Milieu de journée, il fait beau, j'ai réussi à m'échapper un peu, à retrouver cette solitude que j'aimais temps, par moments. J'ai retrouvé mon récit au jour le jour. Je me promène à la lisière du bois, un peu avant où mon ennemi de toujours, le sable, se fait dorer au soleil...

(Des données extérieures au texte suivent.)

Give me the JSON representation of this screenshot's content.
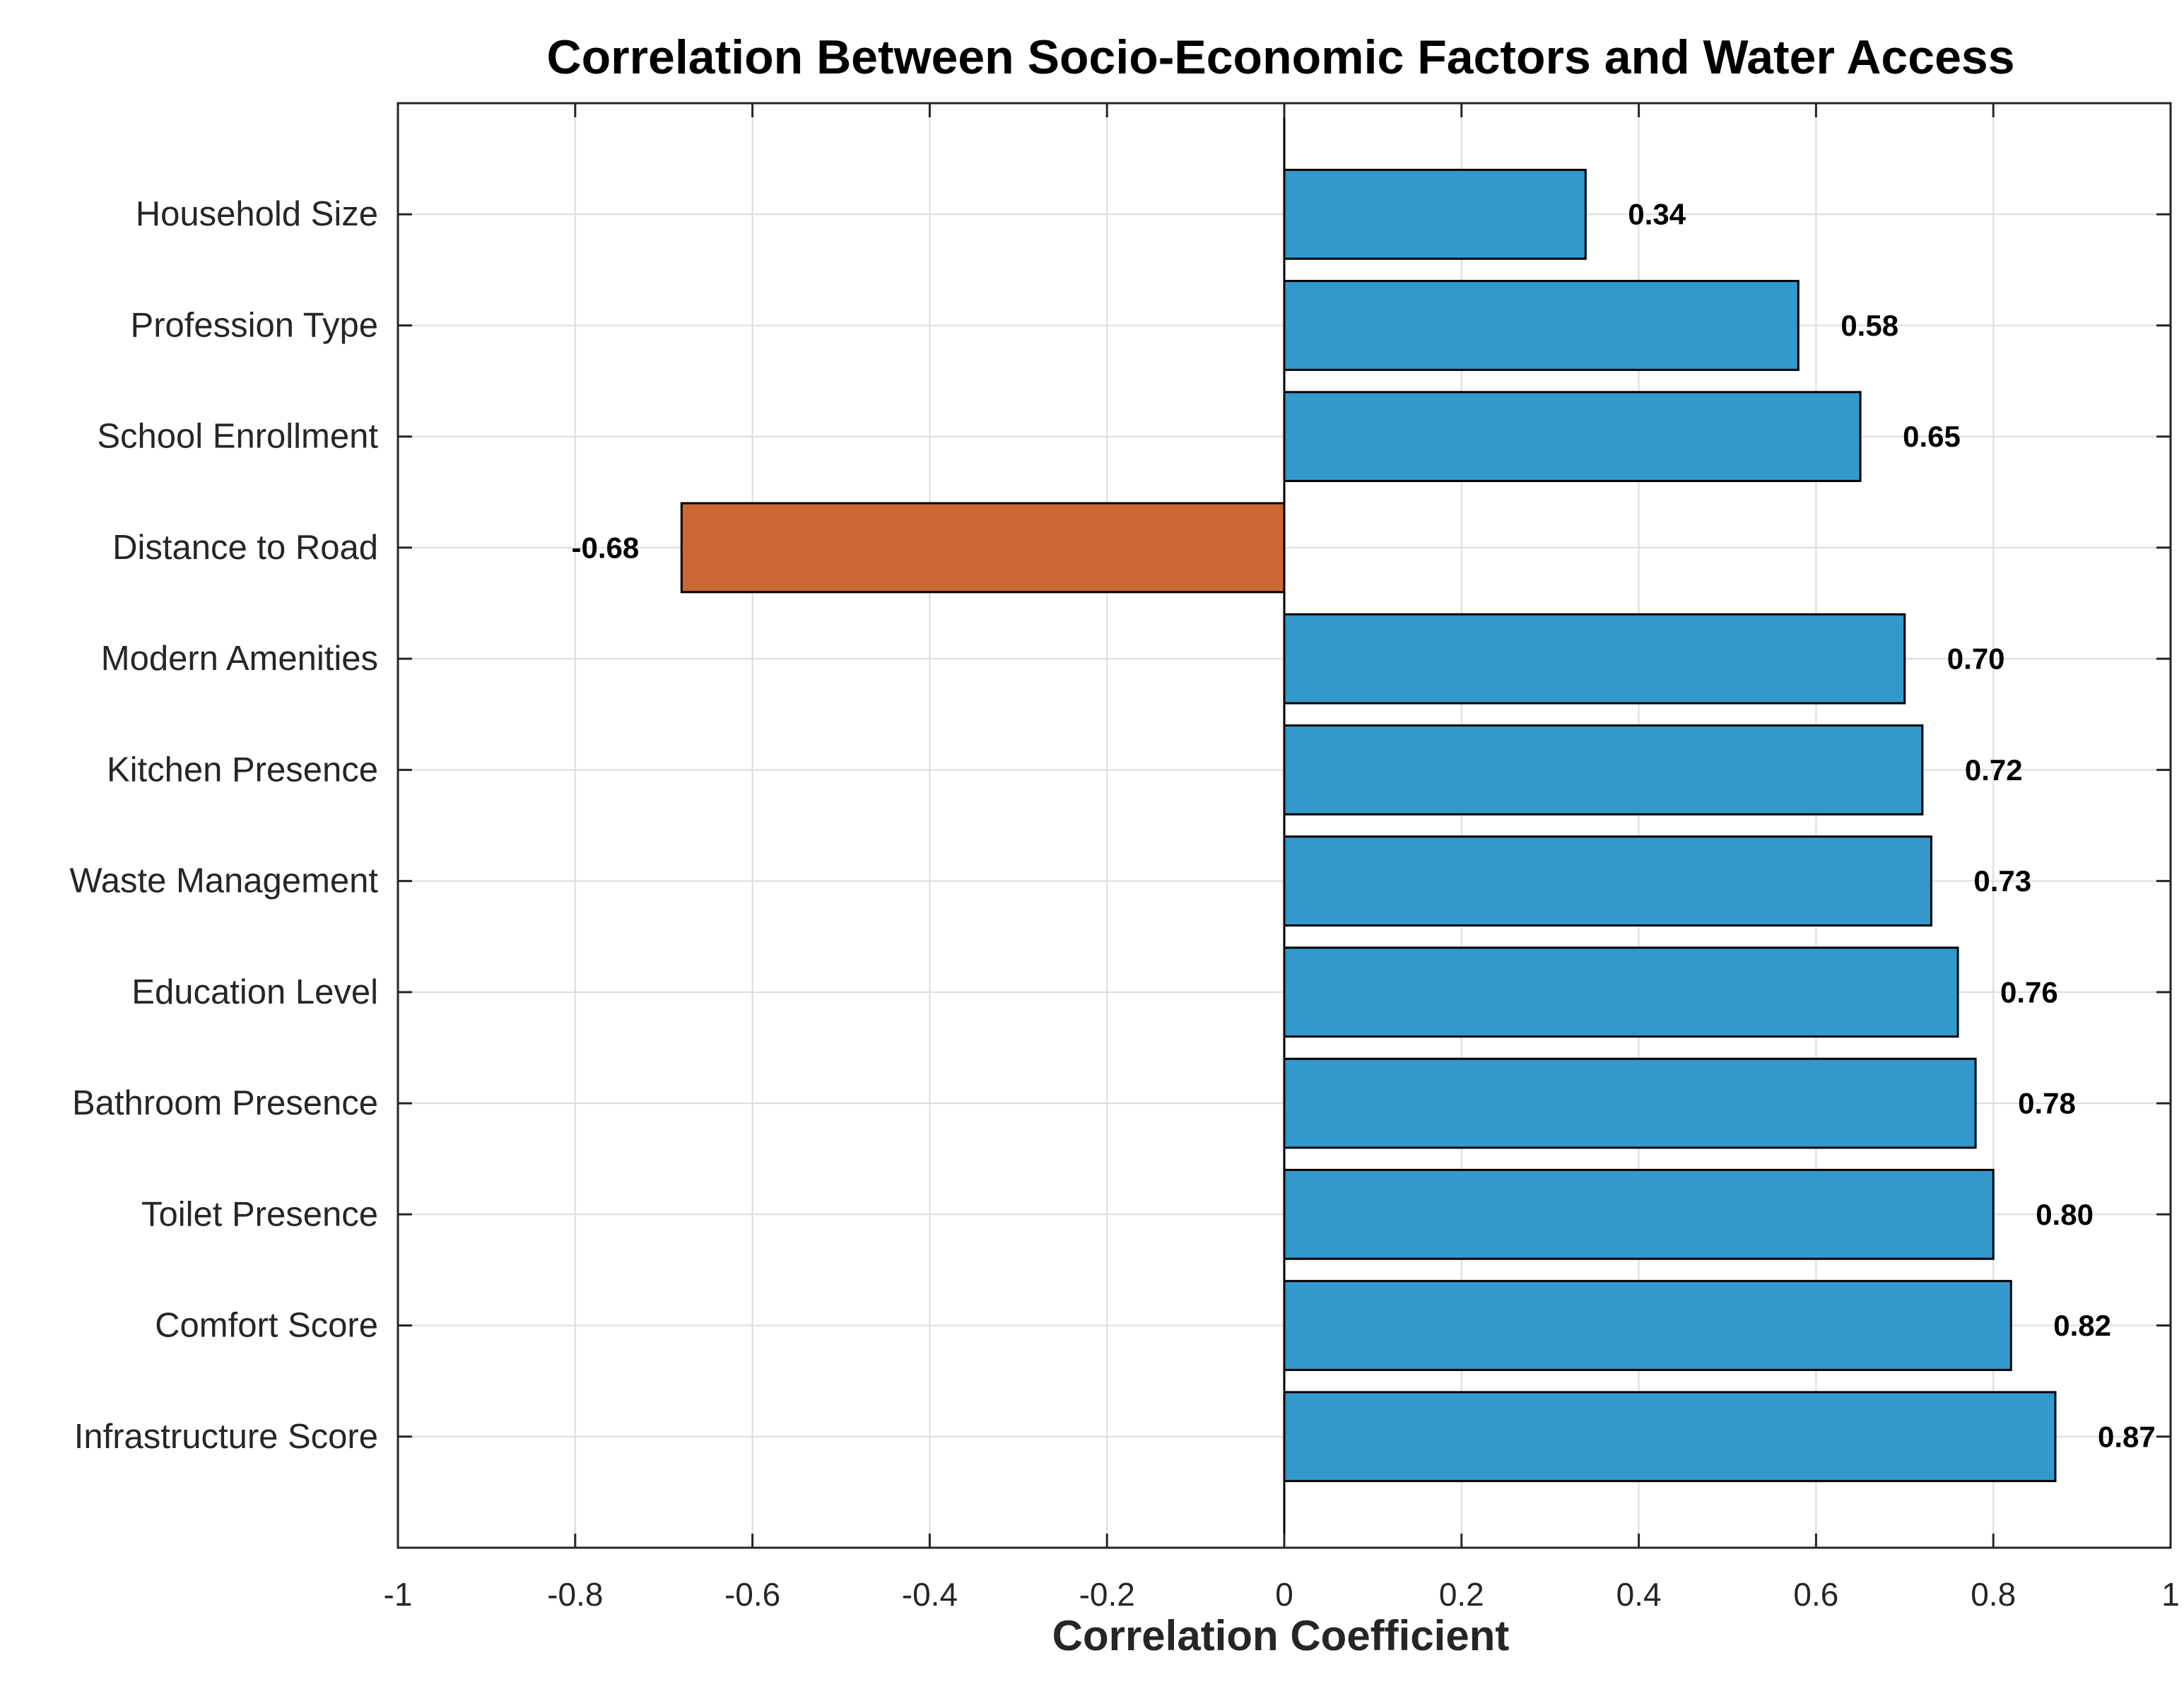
{
  "chart_data": {
    "type": "bar",
    "orientation": "horizontal",
    "title": "Correlation Between Socio-Economic Factors and Water Access",
    "xlabel": "Correlation Coefficient",
    "ylabel": "",
    "xlim": [
      -1,
      1
    ],
    "xticks": [
      -1,
      -0.8,
      -0.6,
      -0.4,
      -0.2,
      0,
      0.2,
      0.4,
      0.6,
      0.8,
      1
    ],
    "xtick_labels": [
      "-1",
      "-0.8",
      "-0.6",
      "-0.4",
      "-0.2",
      "0",
      "0.2",
      "0.4",
      "0.6",
      "0.8",
      "1"
    ],
    "grid": true,
    "categories": [
      "Household Size",
      "Profession Type",
      "School Enrollment",
      "Distance to Road",
      "Modern Amenities",
      "Kitchen Presence",
      "Waste Management",
      "Education Level",
      "Bathroom Presence",
      "Toilet Presence",
      "Comfort Score",
      "Infrastructure Score"
    ],
    "values": [
      0.34,
      0.58,
      0.65,
      -0.68,
      0.7,
      0.72,
      0.73,
      0.76,
      0.78,
      0.8,
      0.82,
      0.87
    ],
    "value_labels": [
      "0.34",
      "0.58",
      "0.65",
      "-0.68",
      "0.70",
      "0.72",
      "0.73",
      "0.76",
      "0.78",
      "0.80",
      "0.82",
      "0.87"
    ],
    "colors": {
      "positive": "#3399cc",
      "negative": "#cc6633",
      "grid": "#dcdcdc",
      "axis": "#262626"
    }
  }
}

17 trente-sixièmes, 4 sixièmes et 3 petits, mes heures, minutes et secondes me manquent aussi un peu, ressentant mieux le temps s'écouler sous leur implacable progression. Le temps d'ici n'avance pas vraiment. Pas de catastrophes, pas de prises d'otages, pas d'avion qui s'écrase, pas de guerres qui perdurent... Du calme, de la tranquillité, la sensation que tout le monde est heureux, que tout le monde a sa place...

Jour 144

C'est bon, de pouvoir marqué l'instant, de pouvoir laisser trace de ce bonheur, allongé, là, toi dans mes bras, ma belle Pénoplée, endormie sur mon torse, le corps encore un peu chaud de cet amour auquel tu reprends goûts.

Je pensais que je ne m'attacherais pas à toi, je pensais que tu étais trop passive, trop lasse, trop distante... Mais tu n'es qu'une petite fille, nous ne sommes tous que des enfants, des enfants qui grandissons trop vite dans un monde trop sérieux... La vie est belle, ici, ici où nous pouvons vivre l'amour sans peur du lendemain, ou jamais nous n'aurons de manque ou d'épreuves...

Mais la vie est sans doute trop belle, on ne progresse pas dans la facilité, il me faudra partir si je veux vivre...

Jour 146

Il faudra une dizaine de jours avant que Naoma n'ait son

bracelet, même si alors sa maîtrise de la langue est encore loin d'être parfaite. Nous passons beaucoup plus de temps ensemble, avec Erik et elle, et si Pénoplée et Guerd ne s'en plaignent pas ouvertement, cet état de fait a sans doute créé une petite tension. Mais hormis ce point la vie est plus que paisible, et si le paradis existe nous n'en sommes pas très loin. J'avoue que d'avoir terminé de raconté mon récit et me retrouver, comme au moment du départ de chez Martin, à raconter au jour le jour, me séduit, me permettant de conter plus mes humeurs, comme au bon vieux temps, que les faits purs et durs... Mais, finalement, cette alternatives m'effraie un peu, comme un signe qu'il va être temps au sort de nous faire repartir ?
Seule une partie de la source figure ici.